The State responded to say that first, the Board needed to consider whether the facts and argument advanced by Dr. Taylor justified removal of the restrictive conditions of the 2005 consent order, and if so, then the matter should be remanded to the Board to consider the merits of re-licensure. In so responding, the State acknowledged that despite the restrictive conditions of the 2005 consent order, the Board retained authority to modify the order. The parties submitted additional briefings. A hearing was held in July 2014, and Dr. Taylor testified about changes in her personal life, her progress as a professional, her desire to practice medicine, and the ways in which she would avoid repeating her mistakes from the past, among other things. The State presented no evidence, but pointed a finger at Dr. Taylor’s litany of past failures to comply with the Board’s previous orders, and dropped the mic. The Board soaked it all in, retreated for considerations, and ultimately issued a one-page decision that referenced the arguments presented by both sides and unanimously rejected Dr. Taylor’s request. To the Appealmobile!

The SCOV will uphold the Board’s findings if they are supported by substantial evidence, and the Board draws rational conclusions from its findings as well as a correct interpretation of law. Traditional deference to agency decision-making is even more intense in this situation, because the Board is comprised of a group of professional peers. That said, the Board has to articulate a basis for its findings that connect its decision to the facts. Like a child frustrated by the seemingly arbitrary imposition of a 7:00pm bedtime during summer when you can literally hear other kids throwing footballs outside your window, the SCOV needs more out of its decision-makers than “Because I said so.” The SCOV needs to hear that Mommy and Daddy want to have a drink, sit in peace, and recall with the black humor of an Irish wake what led them over a decade ago to abandon their personal freedom and Bucket List goals in order to toss their combined incomes into a fire barrel called child-rearing.

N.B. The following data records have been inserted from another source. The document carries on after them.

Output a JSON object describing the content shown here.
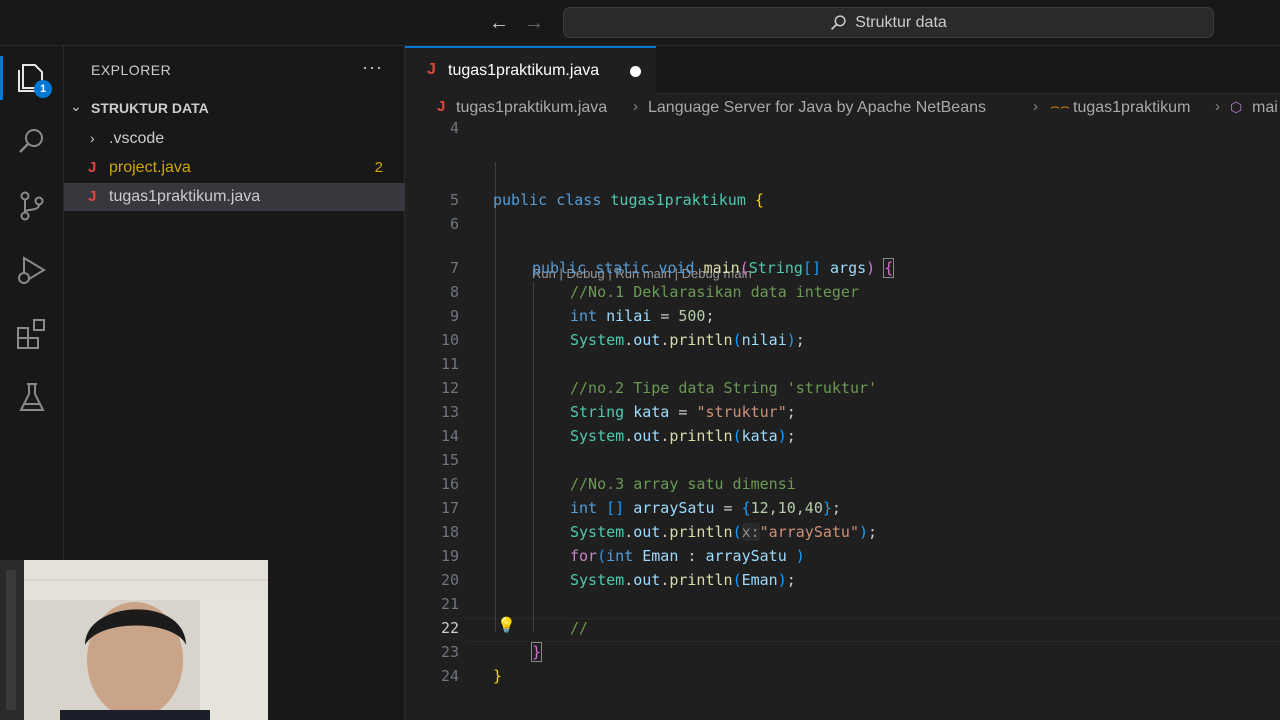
{
  "titlebar": {
    "search_text": "Struktur data"
  },
  "activitybar": {
    "explorer_badge": "1"
  },
  "sidebar": {
    "title": "EXPLORER",
    "more": "···",
    "folder_name": "STRUKTUR DATA",
    "items": [
      {
        "label": ".vscode",
        "icon": "chevron-right"
      },
      {
        "label": "project.java",
        "icon": "java-icon",
        "problems": "2"
      },
      {
        "label": "tugas1praktikum.java",
        "icon": "java-icon"
      }
    ]
  },
  "editor": {
    "tab_label": "tugas1praktikum.java",
    "breadcrumb": [
      "tugas1praktikum.java",
      "Language Server for Java by Apache NetBeans",
      "tugas1praktikum",
      "mai"
    ],
    "codelens": "Run | Debug | Run main | Debug main",
    "line_numbers": [
      "4",
      "5",
      "6",
      "7",
      "8",
      "9",
      "10",
      "11",
      "12",
      "13",
      "14",
      "15",
      "16",
      "17",
      "18",
      "19",
      "20",
      "21",
      "22",
      "23",
      "24"
    ],
    "active_line": "22",
    "lines": {
      "l5": [
        "public",
        "class",
        "tugas1praktikum",
        "{"
      ],
      "l7": [
        "public",
        "static",
        "void",
        "main",
        "(",
        "String",
        "[]",
        "args",
        ")",
        "{"
      ],
      "l8": "//No.1 Deklarasikan data integer",
      "l9": [
        "int",
        "nilai",
        "=",
        "500",
        ";"
      ],
      "l10": [
        "System",
        ".",
        "out",
        ".",
        "println",
        "(",
        "nilai",
        ")",
        ";"
      ],
      "l12": "//no.2 Tipe data String 'struktur'",
      "l13": [
        "String",
        "kata",
        "=",
        "\"struktur\"",
        ";"
      ],
      "l14": [
        "System",
        ".",
        "out",
        ".",
        "println",
        "(",
        "kata",
        ")",
        ";"
      ],
      "l16": "//No.3 array satu dimensi",
      "l17": [
        "int",
        "[]",
        "arraySatu",
        "=",
        "{",
        "12,10,40",
        "}",
        ";"
      ],
      "l18": [
        "System",
        ".",
        "out",
        ".",
        "println",
        "(",
        "x:",
        "\"arraySatu\"",
        ")",
        ";"
      ],
      "l19": [
        "for",
        "(",
        "int",
        "Eman",
        ":",
        "arraySatu",
        ")"
      ],
      "l20": [
        "System",
        ".",
        "out",
        ".",
        "println",
        "(",
        "Eman",
        ")",
        ";"
      ],
      "l22": "//",
      "l23": "}",
      "l24": "}"
    }
  },
  "colors": {
    "accent": "#0078d4",
    "java_icon": "#e0463d",
    "warning": "#cca700"
  }
}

That is precisely Dr. Taylor’s argument on appeal, and the SCOV sides with her. The Court notes that Dr. Taylor, both through pleadings and sworn testimony, established quite a record for the Board to draw on in considering her request. If the Board wants to draw from that in rejecting her request, that’s one thing, but what the Board cannot do is substitute a recitation of the parties’ arguments for its own findings and conclusions. The SCOV needs to know which part of Dr. Taylor’s presentation the Board is rejecting. Is it the loud chewing? Is it because she still leans on Borat impressions at cocktail parties? 

The State attempts to argue that findings aren’t necessary in a situation where a party seeks relief from judgment, but the SCOV points out that the State already maintained below that this was not that situation at all, but rather a duly authorized motion for modification of an order, in the nature of a contested hearing, for which findings were required.

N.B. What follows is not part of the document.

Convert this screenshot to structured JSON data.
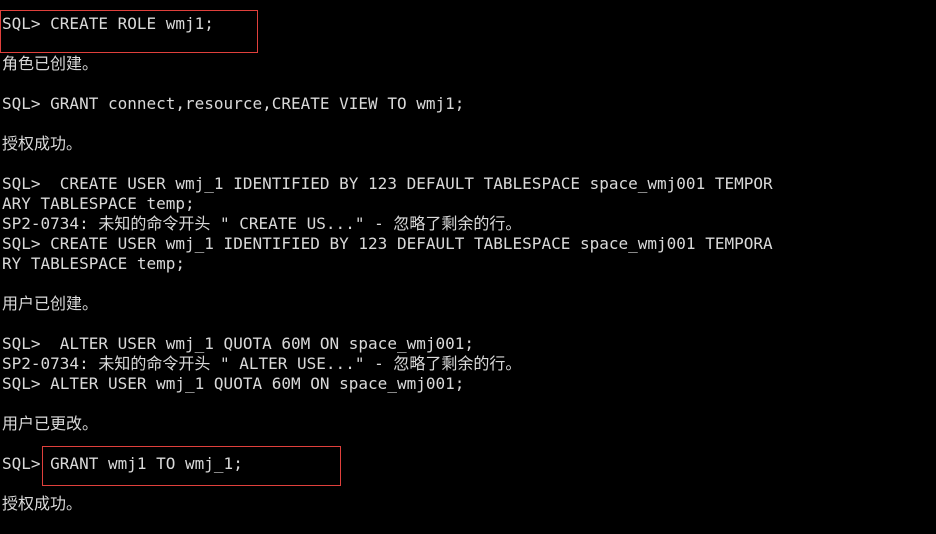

So while recognizing the comical difficulties for the State in reaching agreements that limit damaging evidence which is super difficult to then dredge up at contested hearings years later, the SCOV reverses and remands to the Board for further findings to support whatever decision it reaches. The Court gives short shrift to other arguments presented by Dr. Taylor that didn’t move the needle either way, so we won’t rehash them here. 

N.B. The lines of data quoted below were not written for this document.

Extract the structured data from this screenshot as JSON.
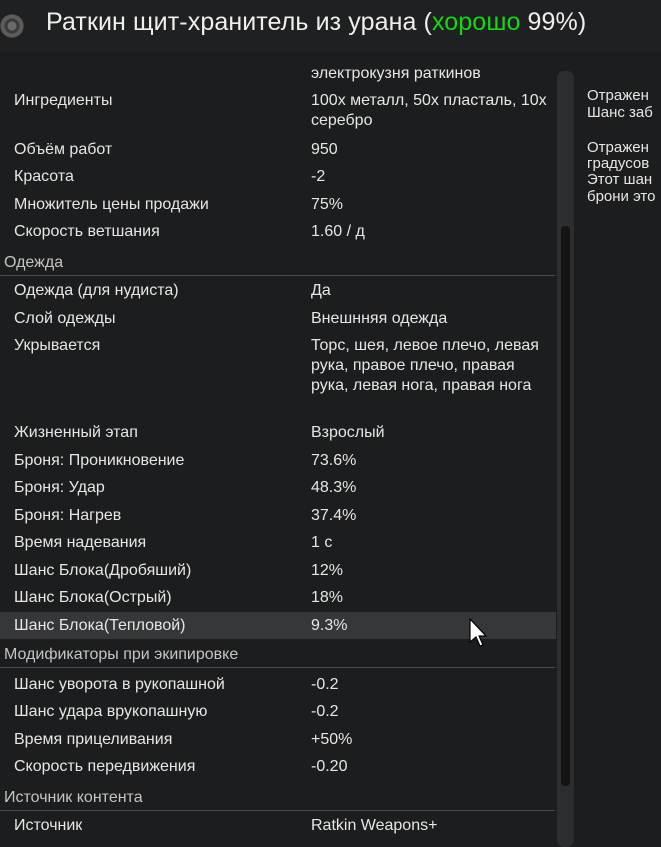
{
  "header": {
    "title_prefix": "Раткин щит-хранитель из урана (",
    "quality": "хорошо",
    "title_suffix": " 99%)",
    "quality_color": "#16d616"
  },
  "rows_top": [
    {
      "label": "",
      "value": "электрокузня раткинов"
    },
    {
      "label": "Ингредиенты",
      "value": "100x металл, 50x пласталь, 10x серебро"
    },
    {
      "label": "Объём работ",
      "value": "950"
    },
    {
      "label": "Красота",
      "value": "-2"
    },
    {
      "label": "Множитель цены продажи",
      "value": "75%"
    },
    {
      "label": "Скорость ветшания",
      "value": "1.60 / д"
    }
  ],
  "sections": {
    "apparel": "Одежда",
    "equip_mods": "Модификаторы при экипировке",
    "content_source": "Источник контента"
  },
  "apparel_rows": [
    {
      "label": "Одежда (для нудиста)",
      "value": "Да"
    },
    {
      "label": "Слой одежды",
      "value": "Внешнняя одежда"
    },
    {
      "label": "Укрывается",
      "value": "Торс, шея, левое плечо, левая рука, правое плечо, правая рука, левая нога, правая нога"
    },
    {
      "label": "Жизненный этап",
      "value": "Взрослый"
    },
    {
      "label": "Броня: Проникновение",
      "value": "73.6%"
    },
    {
      "label": "Броня: Удар",
      "value": "48.3%"
    },
    {
      "label": "Броня: Нагрев",
      "value": "37.4%"
    },
    {
      "label": "Время надевания",
      "value": "1 с"
    },
    {
      "label": "Шанс Блока(Дробяший)",
      "value": "12%"
    },
    {
      "label": "Шанс Блока(Острый)",
      "value": "18%"
    },
    {
      "label": "Шанс Блока(Тепловой)",
      "value": "9.3%"
    }
  ],
  "equip_rows": [
    {
      "label": "Шанс уворота в рукопашной",
      "value": "-0.2"
    },
    {
      "label": "Шанс удара врукопашную",
      "value": "-0.2"
    },
    {
      "label": "Время прицеливания",
      "value": "+50%"
    },
    {
      "label": "Скорость передвижения",
      "value": "-0.20"
    }
  ],
  "source_rows": [
    {
      "label": "Источник",
      "value": "Ratkin Weapons+"
    }
  ],
  "right_panel": [
    "Отражен",
    "Шанс заб",
    "",
    " Отражен",
    "градусов",
    "Этот шан",
    "брони это"
  ]
}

Justice Dooley issues a concurring and dissenting opinion (joined by retired Justice Morse) in which he agrees that Dr. Taylor can’t challenge the Board’s authority to order an irrevocable revocation of her license (one of her other arguments) because she stipulated to that exact outcome. His disagreement comes in pointing out that Dr. Taylor got all the benefit from the 2005 consent decree that didn’t require her to admit liability to the State’s twenty-five-count allegations of professional misconduct, while now potentially avoiding the stipulated outcome of that contract with the State. If the Board does not dismiss her petition on remand, says Justice Dooley, she should be required to admit to the professional misconduct in 2004 and earlier, and that can be the starting point for a discussion about whether the public would be sufficiently protected by a return of her medical license.